La Banque centrale européenne (BCE) devra composer avec des chocs géopolitiques plus fréquents, mais la "résilience" acquise par la zone euro la place dans une meilleure position pour en absorber les effets, a estimé lundi sa présidente Christine Lagarde.

Ces dernières années, de la pandémie aux conflits en Ukraine et au Moyen-Orient, la BCE a dû composer avec une série de chocs mondiaux pesant sur l'inflation.

"Nous serons sans doute plus souvent confrontés à des chocs faisant dévier l'inflation de notre objectif, mais la résilience qu'a développée l'Europe limite leurs effets sur l'économie", a déclaré Mme Lagarde en ouverture du forum annuel de la BCE à Sintra, au Portugal.

La zone euro a ainsi résisté à la faillite l'an dernier de la banque californienne Silicon Valley Bank, à la plus forte hausse des droits de douane américains depuis un siècle, enfin au récent choc énergétique lié à la guerre au Moyen-Orient, a souligné la banquière centrale.

Cette résilience "a permis à la politique monétaire de se concentrer davantage sur sa mission fondamentale : stabiliser les prix au moyen des taux d'intérêt", a-t-elle expliqué.

Elle doit aussi naviguer entre les tensions géopolitiques, l'instrumentalisation de l'énergie, des minerais critiques ou encore de l'accès aux marchés, qui exposent la zone euro à des soubresauts de l'inflation.

Mme Lagarde a évoqué une "zone intermédiaire" dans laquelle les banquiers centraux seront confrontés à des chocs ni suffisamment faibles pour être ignorés, ni suffisamment graves pour justifier une réponse énergique immédiate.

Elle a ainsi défendu la hausse des taux décidée en juin, destinée à envoyer un signal que l'institution ne tolérera pas longtemps une inflation plus élevée liée au conflit au Moyen-Orient.

"Selon notre analyse, un maintien des taux directeurs (en juin) se serait traduit par un niveau d'inflation demeurant supérieur à 2% en 2027 et en 2028", a-t-elle martelé.

Elle n'a toutefois pas donné d'indication sur la suite du cycle monétaire.
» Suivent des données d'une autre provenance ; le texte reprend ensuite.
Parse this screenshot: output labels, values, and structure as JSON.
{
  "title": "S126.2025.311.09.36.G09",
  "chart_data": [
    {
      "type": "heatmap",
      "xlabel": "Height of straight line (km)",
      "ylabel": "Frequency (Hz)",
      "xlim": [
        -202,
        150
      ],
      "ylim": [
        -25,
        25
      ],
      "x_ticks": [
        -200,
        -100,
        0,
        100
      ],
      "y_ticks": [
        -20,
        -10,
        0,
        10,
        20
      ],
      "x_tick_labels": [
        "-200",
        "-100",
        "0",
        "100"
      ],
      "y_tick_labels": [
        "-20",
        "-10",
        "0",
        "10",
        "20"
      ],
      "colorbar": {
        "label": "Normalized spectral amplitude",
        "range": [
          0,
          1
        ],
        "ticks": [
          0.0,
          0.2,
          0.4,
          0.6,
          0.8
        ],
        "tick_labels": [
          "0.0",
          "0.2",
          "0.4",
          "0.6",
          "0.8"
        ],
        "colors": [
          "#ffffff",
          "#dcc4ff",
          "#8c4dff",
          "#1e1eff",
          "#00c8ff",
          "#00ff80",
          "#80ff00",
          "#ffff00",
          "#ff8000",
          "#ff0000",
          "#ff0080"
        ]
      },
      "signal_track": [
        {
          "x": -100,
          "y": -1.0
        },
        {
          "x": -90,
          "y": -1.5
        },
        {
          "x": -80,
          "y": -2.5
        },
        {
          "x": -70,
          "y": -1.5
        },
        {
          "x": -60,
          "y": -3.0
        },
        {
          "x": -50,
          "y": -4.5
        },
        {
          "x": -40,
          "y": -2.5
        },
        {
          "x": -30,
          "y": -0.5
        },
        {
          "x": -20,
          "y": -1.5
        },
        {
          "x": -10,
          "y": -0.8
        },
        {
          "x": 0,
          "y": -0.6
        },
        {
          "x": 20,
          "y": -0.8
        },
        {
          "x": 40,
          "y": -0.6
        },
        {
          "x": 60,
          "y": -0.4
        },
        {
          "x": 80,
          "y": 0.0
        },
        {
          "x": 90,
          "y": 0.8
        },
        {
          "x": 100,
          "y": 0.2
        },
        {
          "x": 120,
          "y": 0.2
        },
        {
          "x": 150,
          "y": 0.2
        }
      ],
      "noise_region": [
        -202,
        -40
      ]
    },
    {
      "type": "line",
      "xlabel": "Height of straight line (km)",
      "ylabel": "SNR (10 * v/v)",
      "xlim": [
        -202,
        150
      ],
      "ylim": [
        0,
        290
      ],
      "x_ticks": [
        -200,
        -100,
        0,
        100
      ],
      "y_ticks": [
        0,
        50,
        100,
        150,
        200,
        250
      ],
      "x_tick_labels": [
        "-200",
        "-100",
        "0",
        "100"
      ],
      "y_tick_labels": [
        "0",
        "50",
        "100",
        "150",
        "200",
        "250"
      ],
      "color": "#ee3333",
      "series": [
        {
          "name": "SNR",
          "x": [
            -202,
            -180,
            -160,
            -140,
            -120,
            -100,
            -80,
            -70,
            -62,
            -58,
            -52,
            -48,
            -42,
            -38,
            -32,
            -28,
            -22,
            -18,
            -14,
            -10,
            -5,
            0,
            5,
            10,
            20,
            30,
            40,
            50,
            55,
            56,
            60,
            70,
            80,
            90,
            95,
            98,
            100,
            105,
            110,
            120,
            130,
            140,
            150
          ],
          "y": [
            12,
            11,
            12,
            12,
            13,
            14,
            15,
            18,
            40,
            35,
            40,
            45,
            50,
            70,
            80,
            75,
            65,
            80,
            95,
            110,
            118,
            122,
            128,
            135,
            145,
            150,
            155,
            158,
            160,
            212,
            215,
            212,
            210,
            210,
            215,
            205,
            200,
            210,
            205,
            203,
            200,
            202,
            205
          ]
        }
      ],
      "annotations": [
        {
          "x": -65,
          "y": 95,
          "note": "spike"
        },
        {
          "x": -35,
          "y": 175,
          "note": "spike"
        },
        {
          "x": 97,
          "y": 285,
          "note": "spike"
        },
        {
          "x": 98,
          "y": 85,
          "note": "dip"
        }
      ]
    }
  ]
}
La prochaine réunion de la BCE est prévue le 23 juillet.

Son discours intervient en lever de rideau du forum de Sintra qui réunit chaque année depuis 2014 un aréopage de banquiers centraux, de responsables publics et d'universitaires.

Ils vont échanger jusqu'à mercredi dans un hôtel luxueux, en périphérie de Lisbonne, sur le thème "façonner l'avenir de l'Europe : innovation, croissance et stabilité".

Christine Lagarde participera mercredi à la traditionnelle table ronde avec d'autres grands banquiers centraux, entourée des gouverneurs de la Banque d'Angleterre Andrew Bailey et de la Banque du Canada Tiff Macklem, et du nouveau président de la Réserve fédérale américaine, Kevin Warsh.